La mina de oro secreta
Los músicos novatos solían ceder sus derechos editoriales como una concesión adicional para lograr lo que realmente deseaban: grabar y publicar discos. Dylan ha sido especialmente consciente de los derechos de autor
No lo intenten. Inútil pretender explicar a un profano en el negocio de la música la diferencia entre un contrato de grabación y un contrato editorial. De hecho, los músicos novatos solían ceder sus derechos editoriales como una concesión adicional para lograr lo que realmente deseaban: grabar y publicar discos. Se firmaba como si fuera un simple anexo lo que podía constituir el negocio más seguro y lucrativo.
Ni siquiera los personajes más espabilados entendían cabalmente el potencial del publishing. Paul McCartney, educado al respecto por la familia de su primera esposa, Linda Eastman, se dedicó a hacerse con los catálogos de pequeñas editoriales, comenzando por el cancionero de su amado Buddy Holly. Como luego explicaría confidencialmente a Michael Jackson, “no tienes que hacer nada. Excepto cobrar: cada vez que alguien grabe o interprete una canción que tú controlas, te debe pagar”.
McCartney, sin embargo, minusvaloraba el potencial de las canciones de su primer grupo. En 1985, no se atrevió a superar la oferta de su amigo Michael —47,5 millones de dólares— por la editorial ATV Music, que administraba 251 temas de The Beatles. Diez años después, Jackson vendía la mitad de ATV a Sony por 90 millones. Finalmente, Sony adquiría el 50% restante a los beneficiarios del legado de Michael por 750 millones de dólares.
Esa escalada de la cotización obedece a la constante ampliación de las leyes de copyright, alentada por incansables lobbies. Las editoriales musicales tienen una imagen artesanal, con su origen en la impresión de partituras, que reblandece el corazón de los legisladores. En realidad, la tecnología ha jugado a favor de los gerentes de las canciones. El sampling, la construcción de grabaciones nuevas a partir de fragmentos ajenos, revalorizó el repertorio clásico. La digitalización, que inicialmente creó pánico por las descargas ilegales, ha multiplicado la omnipresencia de la música gracias a YouTube o las plataformas de streaming. Sin olvidar que la cultura rock ha colonizado la publicidad y las bandas sonoras.

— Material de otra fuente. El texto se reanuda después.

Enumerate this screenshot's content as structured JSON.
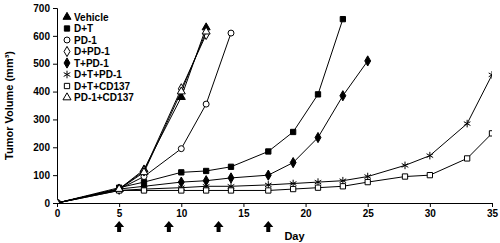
{
  "chart_data": {
    "type": "line",
    "x_label": "Day",
    "y_label": "Tumor Volume (mm³)",
    "xlim": [
      0,
      35
    ],
    "xticks": [
      0,
      5,
      10,
      15,
      20,
      25,
      30,
      35
    ],
    "ylim": [
      0,
      700
    ],
    "yticks": [
      0,
      100,
      200,
      300,
      400,
      500,
      600,
      700
    ],
    "grid": false,
    "legend": "top-left",
    "treatment_days": [
      5,
      9,
      13,
      17
    ],
    "series": [
      {
        "name": "Vehicle",
        "color": "#000000",
        "marker": "triangle",
        "x": [
          0,
          5,
          7,
          10,
          12
        ],
        "values": [
          0,
          50,
          120,
          380,
          630
        ]
      },
      {
        "name": "D+T",
        "color": "#000000",
        "marker": "square",
        "x": [
          0,
          5,
          7,
          10,
          12,
          14,
          17,
          19,
          21,
          23
        ],
        "values": [
          0,
          55,
          75,
          110,
          115,
          130,
          185,
          255,
          390,
          660
        ]
      },
      {
        "name": "PD-1",
        "color": "#000000",
        "marker": "circle-open",
        "x": [
          0,
          5,
          7,
          10,
          12,
          14
        ],
        "values": [
          0,
          50,
          95,
          195,
          355,
          610
        ]
      },
      {
        "name": "D+PD-1",
        "color": "#000000",
        "marker": "diamond-open",
        "x": [
          0,
          5,
          7,
          10,
          12
        ],
        "values": [
          0,
          50,
          115,
          410,
          605
        ]
      },
      {
        "name": "T+PD-1",
        "color": "#000000",
        "marker": "diamond",
        "x": [
          0,
          5,
          7,
          10,
          12,
          14,
          17,
          19,
          21,
          23,
          25
        ],
        "values": [
          0,
          50,
          60,
          75,
          80,
          90,
          100,
          145,
          235,
          385,
          510
        ]
      },
      {
        "name": "D+T+PD-1",
        "color": "#000000",
        "marker": "asterisk",
        "x": [
          0,
          5,
          7,
          10,
          12,
          14,
          17,
          19,
          21,
          23,
          25,
          28,
          30,
          33,
          35
        ],
        "values": [
          0,
          45,
          50,
          55,
          60,
          60,
          65,
          70,
          75,
          80,
          95,
          135,
          170,
          285,
          460
        ]
      },
      {
        "name": "D+T+CD137",
        "color": "#000000",
        "marker": "square-open",
        "x": [
          0,
          5,
          7,
          10,
          12,
          14,
          17,
          19,
          21,
          23,
          25,
          28,
          30,
          33,
          35
        ],
        "values": [
          0,
          45,
          45,
          45,
          45,
          45,
          45,
          50,
          55,
          60,
          75,
          95,
          100,
          160,
          250
        ]
      },
      {
        "name": "PD-1+CD137",
        "color": "#000000",
        "marker": "triangle-open",
        "x": [
          0,
          5,
          7,
          10,
          12
        ],
        "values": [
          0,
          50,
          110,
          400,
          615
        ]
      }
    ]
  }
}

Bob Dylan ha sido especialmente consciente de los derechos de autor. Como rara vez ha vendido discos en cantidades industriales, los ingresos más seguros procedían de las infinitas grabaciones de sus composiciones. Lo llevaba a rajatabla y se indignaba cuando se recortaban sus porcentajes, como ocurrió durante un tiempo en Francia por las tempranas traducciones de Hughes Aufray: la jurisprudencia gala concedía al adaptador la categoría de coautor, incluso en las versiones en inglés.
A primera vista, podría parecer que la venta a Universal de su catálogo de canciones, antes gestionado por Sony, supone una respuesta a la catástrofe de la covid-19, que ha interrumpido su actividad principal: la denominada Gira Interminable, con alrededor de cien conciertos al año. No obstante, sabemos que Dylan quiere dejar arreglados sus asuntos. Para evitar posibles conflictos entre sus herederos y, de paso, hacer caja.
En 2016, a cambio de unos tres millones de dólares, cedió sus archivos profesionales a la Universidad de Tulsa, en Oklahoma. Unos 100.000 manuscritos, documentos, cintas y objetos que se guardarán y/o exhibirán en el Bob Dylan Center, cuya apertura estaba prevista para 2021, con el doble objetivo de generar turismo y atraer a los investigadores: la dylanología es uno de los campos más activos del sector del libro musical. Y citar sus letras requiere pactar con su editorial.